To use multithreading, is Command pattern more useful than Decorator pattern?


Having seen how Command pattern was used in a previous project, I can understand how it can be useful in multithreaded (parallel) programming, because Commands can be executed in different threads. When data needs to be passed between commands, the data can be stored in a shared memory and a pointer (or handle) to that data can be passed to an invoker on a differeht thread.

However, Decorator pattern seems to have the restriction that everything must happen on a single thread, because the decorator has to call the delegate directly, implying they must be on the same thread.

Is my understanding of this limitation correct? On the contrary, is it possible to run decorator on multiple threads?


What I'm trying to implement is a pipeline that processes a stream of data.

  • To implement as Command pattern, its execute method would take two arguments: a buffer for input and a buffer for output.
  • To implement as Decorator pattern, its getdata method would call its delegate to get the result of the previous step, apply its own processing, and return the result to the caller.

However after I have implemented it in both styles, I found that each has limitations that wasn't clear to me originally.

  • When using the Command pattern, I can start accepting more input data by using a new buffer, while the earlier buffers are being processed by some Commands running in separate work threads. I can't seem to do this with Decorator pattern.
  • When using the Decorator pattern, the decorator can make any number of calls to its delegate and be able to combine the results into one chunk. It can also split data, by making one big request, cache it, and then returning pieces of it. When I use Command pattern with one input buffer and one output buffer, there cannot be any combination or splitting of results.

Solution

  • Whether you can run Decorators on any thread is implementation defined :)
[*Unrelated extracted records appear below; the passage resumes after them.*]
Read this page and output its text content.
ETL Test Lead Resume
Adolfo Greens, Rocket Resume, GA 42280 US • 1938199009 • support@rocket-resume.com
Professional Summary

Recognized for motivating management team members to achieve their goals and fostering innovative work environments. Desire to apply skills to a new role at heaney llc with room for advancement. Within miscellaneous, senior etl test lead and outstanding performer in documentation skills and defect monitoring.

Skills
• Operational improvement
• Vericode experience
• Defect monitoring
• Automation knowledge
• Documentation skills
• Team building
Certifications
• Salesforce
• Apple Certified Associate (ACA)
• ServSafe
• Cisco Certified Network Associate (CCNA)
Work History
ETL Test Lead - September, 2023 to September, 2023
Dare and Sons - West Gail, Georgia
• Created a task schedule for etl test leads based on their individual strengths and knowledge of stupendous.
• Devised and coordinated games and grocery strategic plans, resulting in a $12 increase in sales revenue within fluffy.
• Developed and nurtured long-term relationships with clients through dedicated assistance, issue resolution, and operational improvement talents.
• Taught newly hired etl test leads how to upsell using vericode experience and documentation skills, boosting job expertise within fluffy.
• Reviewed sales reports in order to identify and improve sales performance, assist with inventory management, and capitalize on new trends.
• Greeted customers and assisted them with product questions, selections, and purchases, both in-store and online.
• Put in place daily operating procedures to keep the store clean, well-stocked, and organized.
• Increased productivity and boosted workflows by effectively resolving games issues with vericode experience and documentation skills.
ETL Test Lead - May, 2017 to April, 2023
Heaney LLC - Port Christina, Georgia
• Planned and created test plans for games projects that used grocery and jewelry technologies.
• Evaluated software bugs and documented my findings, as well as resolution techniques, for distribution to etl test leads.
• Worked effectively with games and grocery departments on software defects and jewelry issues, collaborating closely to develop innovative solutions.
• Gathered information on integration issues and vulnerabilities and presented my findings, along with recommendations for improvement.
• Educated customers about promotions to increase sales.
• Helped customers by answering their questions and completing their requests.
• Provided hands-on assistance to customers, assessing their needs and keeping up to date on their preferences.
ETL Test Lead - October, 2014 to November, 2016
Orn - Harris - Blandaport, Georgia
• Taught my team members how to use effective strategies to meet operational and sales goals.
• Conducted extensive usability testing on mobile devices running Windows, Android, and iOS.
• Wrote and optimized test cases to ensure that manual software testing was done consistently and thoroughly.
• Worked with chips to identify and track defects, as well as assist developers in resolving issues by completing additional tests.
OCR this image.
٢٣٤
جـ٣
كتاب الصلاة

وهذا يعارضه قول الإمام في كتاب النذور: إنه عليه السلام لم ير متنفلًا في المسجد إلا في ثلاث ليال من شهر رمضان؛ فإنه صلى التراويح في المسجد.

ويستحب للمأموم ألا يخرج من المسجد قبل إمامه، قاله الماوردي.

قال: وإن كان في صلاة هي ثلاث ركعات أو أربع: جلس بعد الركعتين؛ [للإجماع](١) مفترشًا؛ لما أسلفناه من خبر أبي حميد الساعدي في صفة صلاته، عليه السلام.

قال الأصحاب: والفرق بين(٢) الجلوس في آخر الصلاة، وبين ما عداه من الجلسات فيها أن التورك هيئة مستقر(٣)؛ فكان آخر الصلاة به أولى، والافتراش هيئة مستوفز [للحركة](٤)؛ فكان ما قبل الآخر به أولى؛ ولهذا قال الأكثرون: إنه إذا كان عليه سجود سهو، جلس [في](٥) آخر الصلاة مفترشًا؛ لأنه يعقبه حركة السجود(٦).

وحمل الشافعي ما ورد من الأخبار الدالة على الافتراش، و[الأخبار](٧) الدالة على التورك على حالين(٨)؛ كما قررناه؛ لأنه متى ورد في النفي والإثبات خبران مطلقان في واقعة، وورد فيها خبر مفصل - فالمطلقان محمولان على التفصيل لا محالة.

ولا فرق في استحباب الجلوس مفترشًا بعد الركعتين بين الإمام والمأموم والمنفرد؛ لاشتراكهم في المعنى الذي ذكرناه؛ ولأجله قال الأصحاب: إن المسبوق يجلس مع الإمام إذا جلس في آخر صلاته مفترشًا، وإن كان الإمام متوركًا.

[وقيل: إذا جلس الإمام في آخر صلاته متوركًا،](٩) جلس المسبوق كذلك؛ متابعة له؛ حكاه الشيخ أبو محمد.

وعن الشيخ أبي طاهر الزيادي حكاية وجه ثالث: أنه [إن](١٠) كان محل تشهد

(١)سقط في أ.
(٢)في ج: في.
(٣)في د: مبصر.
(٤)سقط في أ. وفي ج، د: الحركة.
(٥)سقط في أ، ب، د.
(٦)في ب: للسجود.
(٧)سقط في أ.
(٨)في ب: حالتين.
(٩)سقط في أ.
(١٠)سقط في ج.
    If your decorators are thread safe... yes. If not: add synchronisation. This might undermine your performance.

    However, in my view, it makes a lot of sense for decorators to mostly occupy themselves with the object they are decorating, and only little bits of context/state outside that. The object being decorated here, obviously should be threadsafe (or aware) in the first place, or it would have the same problem even without the decorator.

    Perhaps this is what you call 'lightweight' decorators. If your decorators are heavyweight (in that they 'use the world' to do their job) there's definitely going to be synchronisation required. This may even lead to performance bottlenecks.

    But fundamentally nothing precludes a (in general) decorator from being executed on any thread you want.